Un’infanzia macchiata dalla morte del padre in un incidente, prima di quella del fratello Armando nel 2008, ucciso da un raid della polizia mentre Alejandro si trovava nel ritiro della nazionale venezuelana in Perù. “Sono ostacoli che si trovano sulla strada. Dalla sua morte, prima delle partite prego molto. “Armando, fratelli per sempre”, è il tatuaggio che ho sul braccio destro per portarlo sempre con me", aveva rivelato El Lobo in un’intervista a El Colombiano.
Colombia, delusione e consacrazione
Nel 2003 stava per trasferirsi al Suwon Sansung in Corea del Sud, poi però è rimasto in patria fino al 2014, con una sfortunata parentesi in Serie B argentina, alla Juventud Antoniana. Nel 2006 ha sfiorato la vittoria dei Giochi Centroamericani con la nazionale Sub-20 contro la Colombia di Ospina, Zuniga, Jackson Martinez e Guarin. Fu in quella competizione a Cartagena che lo vide per la prima volta Juan Carlos Osorio, l’allenatore che nel 2014 si ricordò del suo talento e lo portò proprio in Colombia all’Atlético Nacional per la consacrazione fuori dai confini nazionali. Dopo una finale di Copa Sudamericana persa contro il River, Osorio lascia il club di Medellin nel 2016 e al suo posto arriva il Profe Rueda, che riporta l’Atlético sul tetto del Sud America a distanza di 27 anni dall’ultima volta, quando il presidente era Pablo Escobar.

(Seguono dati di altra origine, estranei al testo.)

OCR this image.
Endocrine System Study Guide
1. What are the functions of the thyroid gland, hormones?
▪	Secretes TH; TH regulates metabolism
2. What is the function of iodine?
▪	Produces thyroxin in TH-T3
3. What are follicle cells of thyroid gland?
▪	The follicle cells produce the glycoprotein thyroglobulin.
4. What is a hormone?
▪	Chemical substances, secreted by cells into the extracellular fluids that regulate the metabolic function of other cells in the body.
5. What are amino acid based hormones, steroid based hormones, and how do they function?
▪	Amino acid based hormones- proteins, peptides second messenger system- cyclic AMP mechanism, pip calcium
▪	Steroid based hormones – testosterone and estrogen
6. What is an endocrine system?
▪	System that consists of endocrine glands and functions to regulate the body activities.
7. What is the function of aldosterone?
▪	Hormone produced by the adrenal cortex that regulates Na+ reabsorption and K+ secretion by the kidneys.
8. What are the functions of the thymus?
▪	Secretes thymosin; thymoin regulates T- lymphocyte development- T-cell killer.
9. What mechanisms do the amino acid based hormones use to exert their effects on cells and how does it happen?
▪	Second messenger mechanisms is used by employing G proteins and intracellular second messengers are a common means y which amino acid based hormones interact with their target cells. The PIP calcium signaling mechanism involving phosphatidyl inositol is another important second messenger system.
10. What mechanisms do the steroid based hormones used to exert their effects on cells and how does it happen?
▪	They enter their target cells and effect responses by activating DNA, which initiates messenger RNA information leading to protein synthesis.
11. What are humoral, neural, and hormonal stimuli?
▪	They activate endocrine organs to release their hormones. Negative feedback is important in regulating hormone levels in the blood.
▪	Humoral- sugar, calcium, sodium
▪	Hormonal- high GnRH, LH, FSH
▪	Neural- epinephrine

In una squadra in cui giocavano anche Franco Armani, gli ex italiani Miguel Borja e Victor Ibarbo, il venezuelano è stato eletto miglior giocatore del torneo e acclamato con il coro ‘Venezolano, Venezolano’ da tutto l’Atanasio Girardot al momento di alzare la coppa avvolto da una bandiera vinotinto indossata con orgoglio.
Il 2016 è stato l’anno del Lupo, che poi ha continuato a vincere in Brasile, con le maglie di Palmeiras e Bahia, prima di trascorrere gli ultimi mesi in Repubblica Dominicana ai Delfines. E adesso si ritira, quello che resterà una delle icone dello sport venezualano, in grado di regalare un sorriso e rendere orgogliosi i propri connazionali, tormentati da ormai troppi anni da crisi economiche e guerre civili.